14. The apparatus of claim 13, wherein the respiratory detection device comprises:
a detection element configured for recording at least one of the elevation or the constriction of the at least one of the chest or the abdomen of the patient;
a processing element configured for determining the input data related to the respiration pattern of the patient from the at least one of the elevation or the constriction of the at least one of the chest or the abdomen of the patient; and
a communication interface configured for transmitting the input data to the processing device.

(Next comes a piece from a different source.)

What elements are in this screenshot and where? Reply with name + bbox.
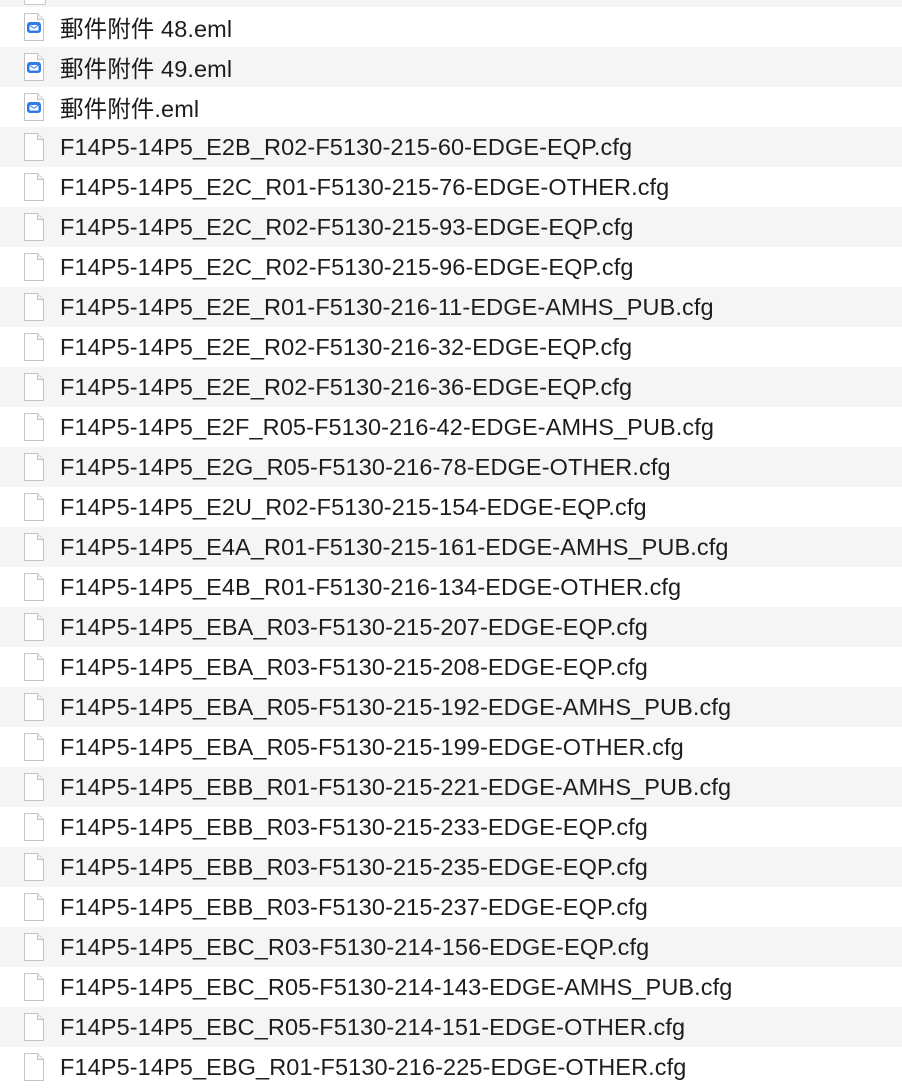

15. The apparatus of claim 14, wherein the detection element is a breath detection sensor selected from at least one of a time-of-flight camera, a strain-gauge element, an electrical impedance tomography sensor, a respiratory inductive plethysmography sensor, a millimeter wave sensor, a radar sensor, or a thermal sensor.
16. A method for generating an aerosol stream, the method comprising the following steps:
(i) receiving a portion of breathing air from a ventilatory circuit to be provided to an aerosol generating element;
(ii) generating aerosol particles and introducing them into an aerosol stream; and
(iii) providing the aerosol stream comprising the aerosol particles through a conducting element to the patient.
17. The method of claim 16, wherein the aerosol stream comprising the aerosol particles is provided via at least one of an aerosol valve or a patient interface to the patient.
18. The method of claim 16, wherein an additional pressure is provided within the aerosol stream for guiding the aerosol stream through the conducting element to the patient.
19. A method for administering an aerosol to a patient the method comprising the following steps:
a) receiving input data related to a respiration pattern of a patient, wherein the respiration pattern comprises information about a temporal course of at least one of an elevation or a constriction of at least one of a chest or an abdomen of a patient;
b) determining at least one point in time from the respiration pattern; and
c) controlling an aerosol stream to the patient triggered at the at least one point in time,
wherein the at least one point in time advances at least one of an onset or a suspension of a breathing of the patient.